Pour mesurer encore un peu toute l’importance que revêt ce sous-officier, il suffit de rappeler qu’il a fui l’Algérie, le 5 mars 2020 en compagnie de son épouse et de ses deux enfants, grâce à la complicité du général Wassini Bouazza, ex-bras droit de Gaïd Salah et ex-patron des services secrets algériens, ainsi qu'avec l'aide du général Abdelkader Lachkhem, l’ancien patron des transmissions.
Deux très hauts gradés se sont donc mis au service d’un sous-officier, en vue de l’exfiltrer d’Algérie. Dans ses bagages, Guermit Bounouira a emporté les dossiers classés secret défense de l’Etat algérien, qui étaient conservés dans le coffre-fort de Gaïd Salah. D’où, par conséquent, tout l’émoi qu'avait provoqué sa fuite. On l’a d’abord donné ayant établi ses quartiers aux Emirats Arabes Unis, avant que la piste turque n’émerge et ne se confirme finalement par son extradition, annoncée hier comme un exploit par l’APS.
Ce coup de maître, supposé avoir été réalisé par les services secrets algériens, n’est en fait qu'une annonce déjà éventée. C’est un soldat qui a déjà livré tous ses secrets que les Turcs viennent de rendre aux Algériens.

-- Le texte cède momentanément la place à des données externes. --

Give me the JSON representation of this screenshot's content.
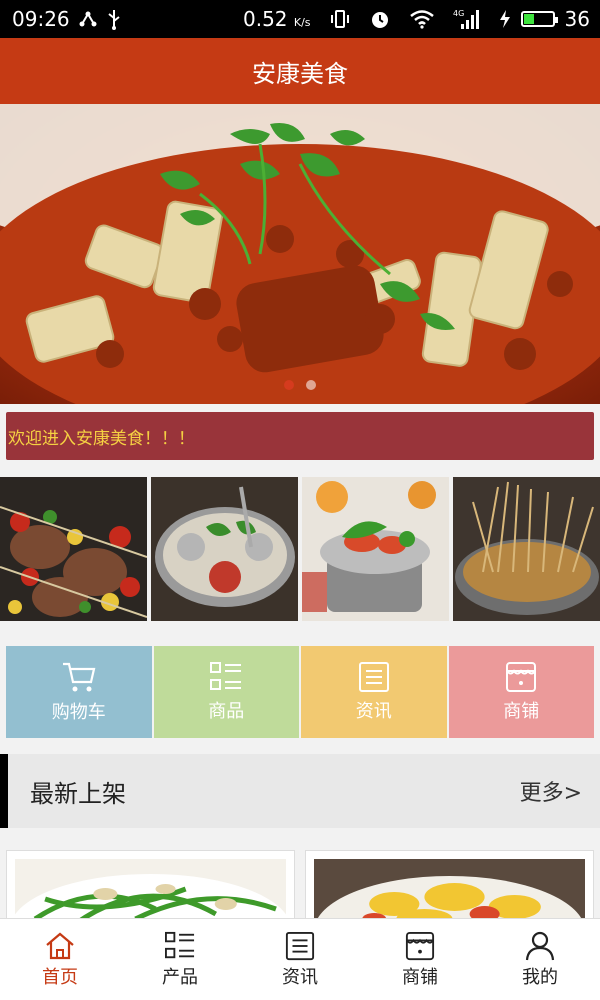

On ose à peine imaginer les sévices auxquels les services algériens s'apprêtent à soumettre l’adjudant-chef Guermit Bounouira à la seule fin de savoir quels sont exactement les documents et les informations qu'il a pu remettre à une, ou plusieurs, puissances étrangères. La liste est probablement très, très longue.